National Post (National Edition)

YOUNGER HOUSEHOLDS WILL FEEL PINCH FROM HIGHER RATES.

- Andy Blatchford

OTTAWA • Younger, middleinco­me households will be among those that feel the biggest financial sting from the Bank of Canada’s gradual move toward higher interest rates, says a newly released federal analysis.

The Finance Department explored factors such as income, age and region in an effort to pinpoint the types of households that will be most affected by the central bank’s ongoing rate-hiking trajectory, which follows years of extremely low interest rates.

Officials put a particular focus on how rising rates will start to squeeze “highly indebted households,” which the document described as those already carrying debtto-income levels of at least 350 per cent.

Debt loads of this magnitude are held by 12 per cent of all Canadian households. Combined, the burdens concentrat­ed in this category account for nearly 50 per cent of the country’s total household debt, said the memo prepared for Finance Minister Bill Morneau last fall.

The document sought to answer another question: who are these stretched households?

They most likely consist of households led by middleinco­me earners, Canadians under 45 years of age, mortgage holders, the self-employed, and those in Ontario and British Columbia, the analysis said.

“The expected increase in interest rates over the next few years will have various impacts on Canadian households, including an increase in the cost of servicing debt,” said the document, which noted that about 70 per cent of households carry debt.

“Naturally, households with high debt levels would see the largest increases,” it added.

A closer look at the numbers showed that mortgages were the main factor for highly indebted households because they accounted for 85 per cent of their total debt burdens.

The briefing note pointed out that younger households are more likely to have higher debt because a larger share of older households have paid off their mortgages.
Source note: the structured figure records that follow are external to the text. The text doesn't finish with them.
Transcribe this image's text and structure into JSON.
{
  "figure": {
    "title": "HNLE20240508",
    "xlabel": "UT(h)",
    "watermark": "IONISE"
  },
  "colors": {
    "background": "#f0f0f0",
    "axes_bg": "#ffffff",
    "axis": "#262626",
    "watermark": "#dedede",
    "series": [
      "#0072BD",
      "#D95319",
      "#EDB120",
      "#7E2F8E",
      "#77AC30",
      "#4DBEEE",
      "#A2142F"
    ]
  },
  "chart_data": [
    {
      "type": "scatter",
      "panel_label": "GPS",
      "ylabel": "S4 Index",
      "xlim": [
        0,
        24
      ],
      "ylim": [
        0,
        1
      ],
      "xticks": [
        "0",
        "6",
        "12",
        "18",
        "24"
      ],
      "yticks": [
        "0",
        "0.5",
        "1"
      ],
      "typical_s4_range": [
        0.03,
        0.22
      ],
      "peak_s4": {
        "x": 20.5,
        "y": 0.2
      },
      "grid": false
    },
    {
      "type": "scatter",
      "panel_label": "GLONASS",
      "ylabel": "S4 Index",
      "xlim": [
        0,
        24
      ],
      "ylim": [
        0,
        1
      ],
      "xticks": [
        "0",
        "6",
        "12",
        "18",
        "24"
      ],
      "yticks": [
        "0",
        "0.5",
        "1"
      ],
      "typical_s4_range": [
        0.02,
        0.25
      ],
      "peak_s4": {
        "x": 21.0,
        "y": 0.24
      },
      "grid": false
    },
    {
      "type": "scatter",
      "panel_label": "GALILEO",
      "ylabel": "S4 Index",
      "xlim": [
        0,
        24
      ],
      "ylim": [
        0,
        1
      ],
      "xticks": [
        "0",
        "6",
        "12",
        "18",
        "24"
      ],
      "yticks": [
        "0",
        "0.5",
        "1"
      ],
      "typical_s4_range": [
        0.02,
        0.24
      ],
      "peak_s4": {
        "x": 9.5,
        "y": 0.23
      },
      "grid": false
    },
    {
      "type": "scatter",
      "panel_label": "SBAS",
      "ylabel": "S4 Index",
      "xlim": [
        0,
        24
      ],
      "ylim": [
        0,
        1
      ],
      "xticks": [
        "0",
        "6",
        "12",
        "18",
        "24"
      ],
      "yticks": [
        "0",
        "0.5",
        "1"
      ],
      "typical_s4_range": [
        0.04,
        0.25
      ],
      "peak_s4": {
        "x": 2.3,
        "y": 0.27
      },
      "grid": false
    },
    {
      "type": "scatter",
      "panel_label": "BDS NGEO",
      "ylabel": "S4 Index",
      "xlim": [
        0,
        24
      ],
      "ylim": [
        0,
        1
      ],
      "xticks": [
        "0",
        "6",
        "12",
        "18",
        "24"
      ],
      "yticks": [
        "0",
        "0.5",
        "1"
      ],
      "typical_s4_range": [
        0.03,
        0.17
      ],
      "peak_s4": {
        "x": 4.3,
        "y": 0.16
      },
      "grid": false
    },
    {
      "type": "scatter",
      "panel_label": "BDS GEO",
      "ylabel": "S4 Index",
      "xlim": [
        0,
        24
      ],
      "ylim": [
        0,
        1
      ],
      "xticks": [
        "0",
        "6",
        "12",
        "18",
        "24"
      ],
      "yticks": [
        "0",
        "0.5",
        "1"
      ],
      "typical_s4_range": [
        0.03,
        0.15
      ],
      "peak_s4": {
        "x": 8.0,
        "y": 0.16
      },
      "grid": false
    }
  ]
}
The analysis, obtained by The Canadian Press under the Access to Informatio­n Act, was based on 2012 numbers and was created in September 2017, shortly after a pair of Bank of Canada hikes.

The reasons for using 2012 data are blacked out.

In recent weeks, the central bank raised its trendsetti­ng interest rate for the fourth time in a year to bring the benchmark to 1.5 per cent — its highest level since December 2008, but still very low by historical standards.

Governor Stephen Poloz has signalled more rate increases will be necessary over time thanks to the economy’s resilience, but he has stressed the process will be gradual.